In March, local historian and blogger Donna Seger wrote about the long-dissolved Howard Street Church on streetsofsalem.com, The church, she wrote, was built along the southern border of the cemetery, first named Branch Street Church for the lane that connected Brown and Bridge streets. That street later assumed the name Howard Street, and the church took the Howard Street Church name in 1828. It later dissolved in 1864.
"There is ample evidence that the Howard Street Church served as a hub for abolitionist activities in Salem over the first half of the 19th century, but it’s hard to pay tribute to a site that is no longer there," Seger wrote. "I can’t even come up with a photograph ... which is really frustrating as the church was the creation of Samuel McIntire" — a famed Salem woodworker and builder with an entire historic district named after him.
The church had its assets auctioned off in 1867. McIntire's church building was moved to Beverly in 1869. The building was lost to arson in 1963, according to Seger.
The graves to be restored are in what Meyer described as a "southwest corner" of the cemetery, effectively segregated from the main cemetery. They occupy a square piece of land the city donated to expand the cemetery "to bury African Americans — of course, they didn't call them African Americans then — and 'strangers,'" she said.
The three stones in question have fallen over in time and were sinking into the ground when an area resident contacted Meyer about fixing them.
"It isn't like people don't know they're there," Meyer said. "There are certainly people who know. They're all there together, broken and lying down in a way that grass keeps accumulating over them. They're being claimed by the earth."
...and more are found
On Wednesday, Meyer presented to the Massachusetts Archaeological Society as part of the organization's "Diggin' In" series spotlighting archaeologists and their work. In the presentation, she described the stories represented under each gravestone and what she found when beginning the project.
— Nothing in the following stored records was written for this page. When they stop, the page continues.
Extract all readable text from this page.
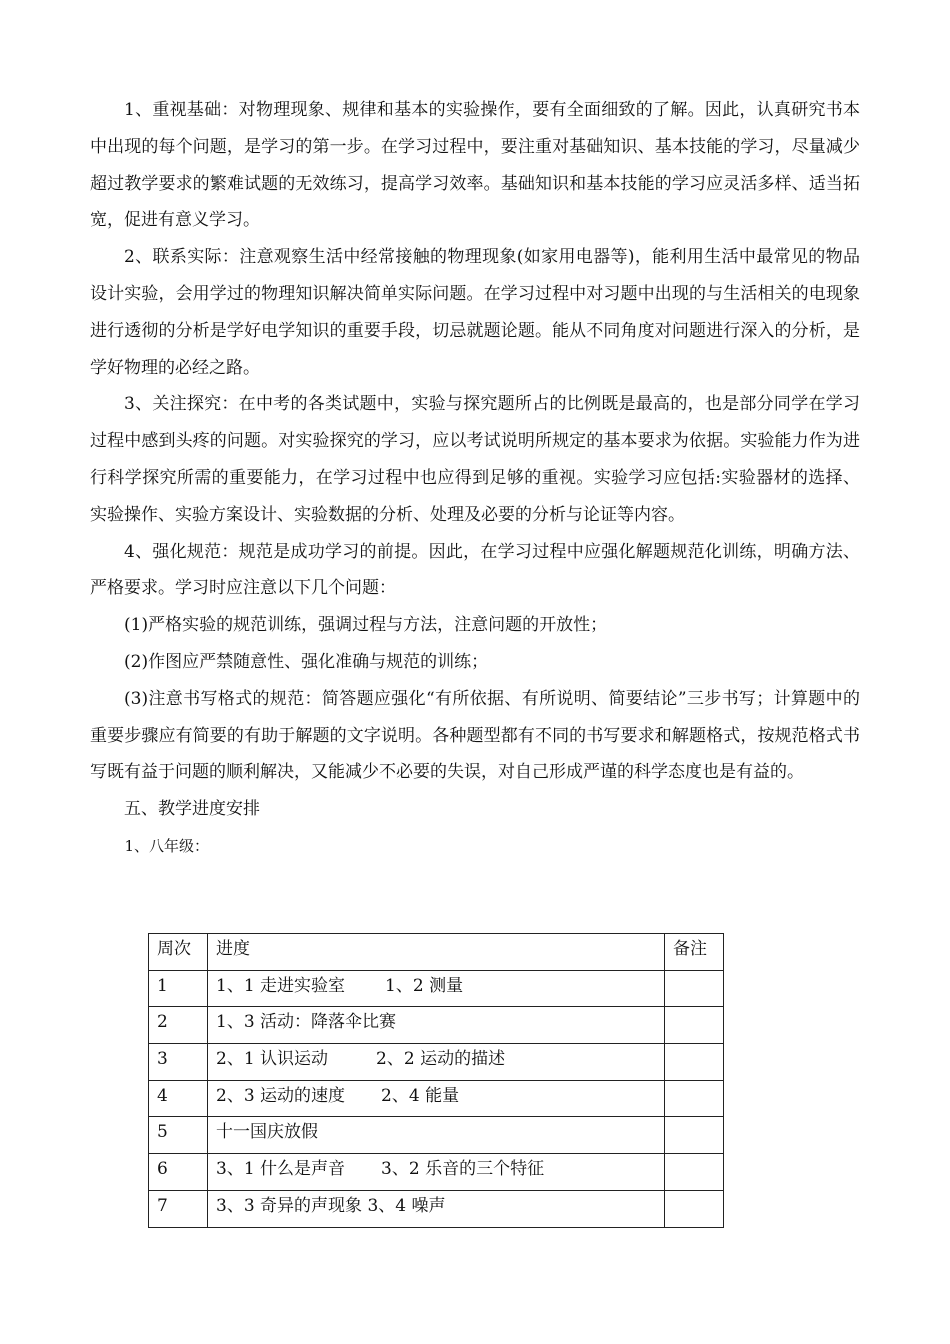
1、重视基础：对物理现象、规律和基本的实验操作，要有全面细致的了解。因此，认真研究书本中出现的每个问题，是学习的第一步。在学习过程中，要注重对基础知识、基本技能的学习，尽量减少超过教学要求的繁难试题的无效练习，提高学习效率。基础知识和基本技能的学习应灵活多样、适当拓宽，促进有意义学习。

2、联系实际：注意观察生活中经常接触的物理现象(如家用电器等)，能利用生活中最常见的物品设计实验，会用学过的物理知识解决简单实际问题。在学习过程中对习题中出现的与生活相关的电现象进行透彻的分析是学好电学知识的重要手段，切忌就题论题。能从不同角度对问题进行深入的分析，是学好物理的必经之路。

3、关注探究：在中考的各类试题中，实验与探究题所占的比例既是最高的，也是部分同学在学习过程中感到头疼的问题。对实验探究的学习，应以考试说明所规定的基本要求为依据。实验能力作为进行科学探究所需的重要能力，在学习过程中也应得到足够的重视。实验学习应包括:实验器材的选择、实验操作、实验方案设计、实验数据的分析、处理及必要的分析与论证等内容。

4、强化规范：规范是成功学习的前提。因此，在学习过程中应强化解题规范化训练，明确方法、严格要求。学习时应注意以下几个问题：

(1)严格实验的规范训练，强调过程与方法，注意问题的开放性；

(2)作图应严禁随意性、强化准确与规范的训练；

(3)注意书写格式的规范：简答题应强化“有所依据、有所说明、简要结论”三步书写；计算题中的重要步骤应有简要的有助于解题的文字说明。各种题型都有不同的书写要求和解题格式，按规范格式书写既有益于问题的顺利解决，又能减少不必要的失误，对自己形成严谨的科学态度也是有益的。

五、教学进度安排

1、八年级：

周次	进度	备注
1	1、1 走进实验室 1、2 测量	
2	1、3 活动：降落伞比赛	
3	2、1 认识运动 2、2 运动的描述	
4	2、3 运动的速度 2、4 能量	
5	十一国庆放假	
6	3、1 什么是声音 3、2 乐音的三个特征	
7	3、3 奇异的声现象 3、4 噪声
When lifting the portions of Chew's headstone, there were fragments for another underneath. Some feet away from Chew's right-most grave, portions of another broken stone are well concealed by the grass growing over them.
"It's kind of a muddled history at this point, and I'm trying to piece it together," Meyer told The Salem News. "But the more I look, the more I find and the more confused I get. Then I get off track because there are other stories in here that don't have anything to do with abolition."
Toward the end of the Society presentation, Meyer listed ways to help the project and ended on ground-penetrating radar, which she said "would uncover some of the lost graves we have the names for but haven't found yet."
Doreen Wade, president of Salem United, said she's enthusiastically behind the project because of what it represents — more than just repairing fragmented gravestones, it's repairing a fragmented story of Salem's past.
"There's a lot of Black-connected history in Salem out there, but it isn't really documented completely in one area, and that's one of the projects Salem United would like to do when we finally get a building and make a Black museum," Wade said. "There's a connection with the Remonds. There's a connection with the 54th. There's a connection with the headstones in the cemetery. There's a connection with the headstones in Gloucester. But there isn't one location where all this history is documented and preserved."
To Wade, it's clear the graves were segregated given the layout. One of the other issues is that many were buried without any indication of their race, she said — meaning their race was effectively buried with them.
"In the Quaker cemetery, there's supposed to be African American headstones," Wade said, "and we're going to start looking into that as well."
But for now, there's more immediate work to do. The actual restoration work begins Sept. 1, Meyer said, because the stone repairs can't wait. But as that plays out, research at Phillips Library will endeavor toward identifying other graves.
"We still kind of treat the history of Black people or the history of women as if they're in a section of a cemetery," Meyer said. "If you allow these graves to disintegrate into the earth, you're erasing that part of the history."